Further applications of the proposed method include the propagation of multiple contours at once. The proposed networks can be adapted to transform multiple segmentations using the STL. In that case, the setup stays the same, except for the fact that multiple masks are fed to the STL, and that the overlap loss will need to be replaced with the multi‐class generalized overlap loss.45 The transformation of multiple segmentations can happen in parallel on the GPU, which means that there will be no additional computation time for multiple contours. The proposed method may also be valuable in intra‐fraction propagation of contours, by registering the pretreatment or a previous fraction scan to cine‐MR images that are continuously acquired during MR‐guided treatment.46 This is particularly of interest for hypofractionated schemes, in which the individual fractions may take more time, which can potentially increase the impact of registration errors during the treatment. To measure the efficacy of the propagated contours, future work will include a more extensive validation investigating the time required for a specialist to adapt the contours.

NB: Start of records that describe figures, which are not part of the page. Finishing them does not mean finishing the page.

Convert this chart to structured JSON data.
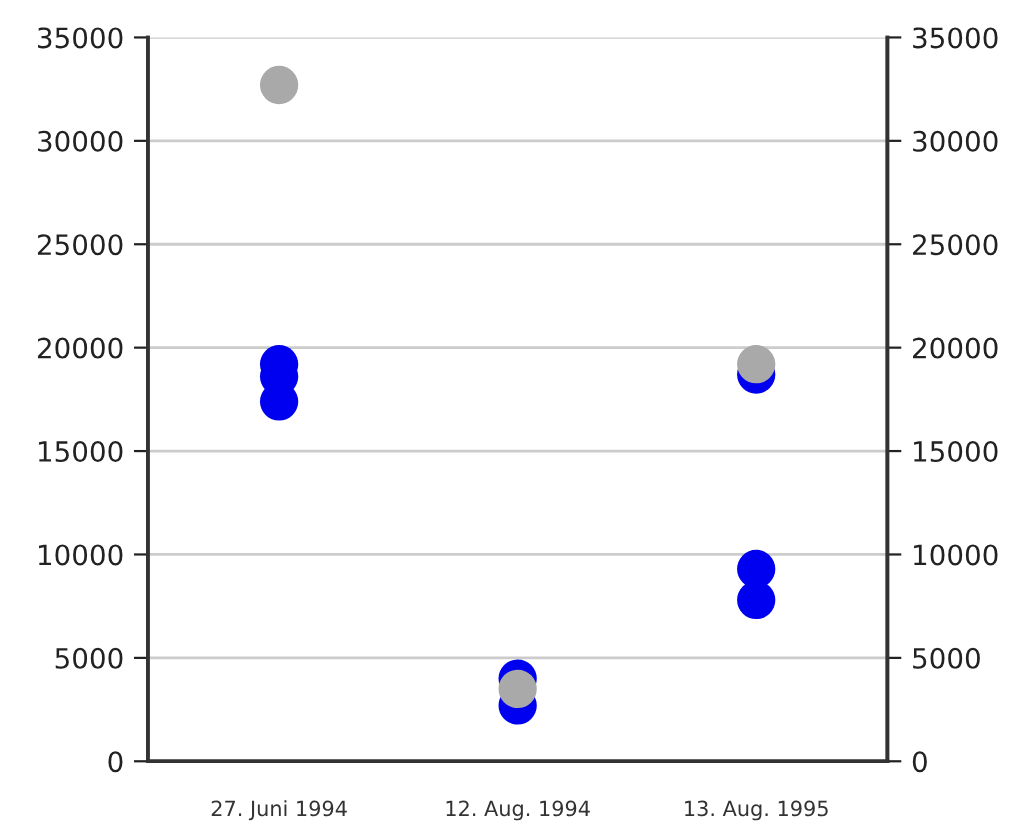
{
  "chart_data": {
    "type": "scatter",
    "categories": [
      "27. Juni 1994",
      "12. Aug. 1994",
      "13. Aug. 1995"
    ],
    "series": [
      {
        "color": "#0000f0",
        "x": [
          "27. Juni 1994",
          "27. Juni 1994",
          "27. Juni 1994",
          "12. Aug. 1994",
          "12. Aug. 1994",
          "13. Aug. 1995",
          "13. Aug. 1995",
          "13. Aug. 1995"
        ],
        "values": [
          19200,
          18600,
          17400,
          4000,
          2700,
          18700,
          9300,
          7800
        ]
      },
      {
        "color": "#a9a9a9",
        "x": [
          "27. Juni 1994",
          "12. Aug. 1994",
          "13. Aug. 1995"
        ],
        "values": [
          32700,
          3500,
          19200
        ]
      }
    ],
    "ylim": [
      0,
      35000
    ],
    "yticks": [
      0,
      5000,
      10000,
      15000,
      20000,
      25000,
      30000,
      35000
    ],
    "y2lim": [
      0,
      35000
    ],
    "y2ticks": [
      0,
      5000,
      10000,
      15000,
      20000,
      25000,
      30000,
      35000
    ],
    "grid": "y",
    "marker": "circle"
  }
}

It is important to note that the adaptive MRgRT workflow is performed under continuous human supervision and that this would also be the setting in which the current method would potentially be used. The radiation oncologist will always check the contours and improve them manually where necessary. A further speed improvement can be obtained by reducing the manual corrections required from the radiation oncologist.
5. Conclusions
We have developed a fast contour propagation method for prostate radiotherapy, that can propagate contours from pretreatment to fraction scans in under half a second. The method achieves superior propagation accuracy to an existing and more time consuming deformable registration method. The proposed method can aid in shortening treatment time by reducing time spent on propagation and manual contour adaptation.
Conflict of Interest
The authors have no conflict to disclose.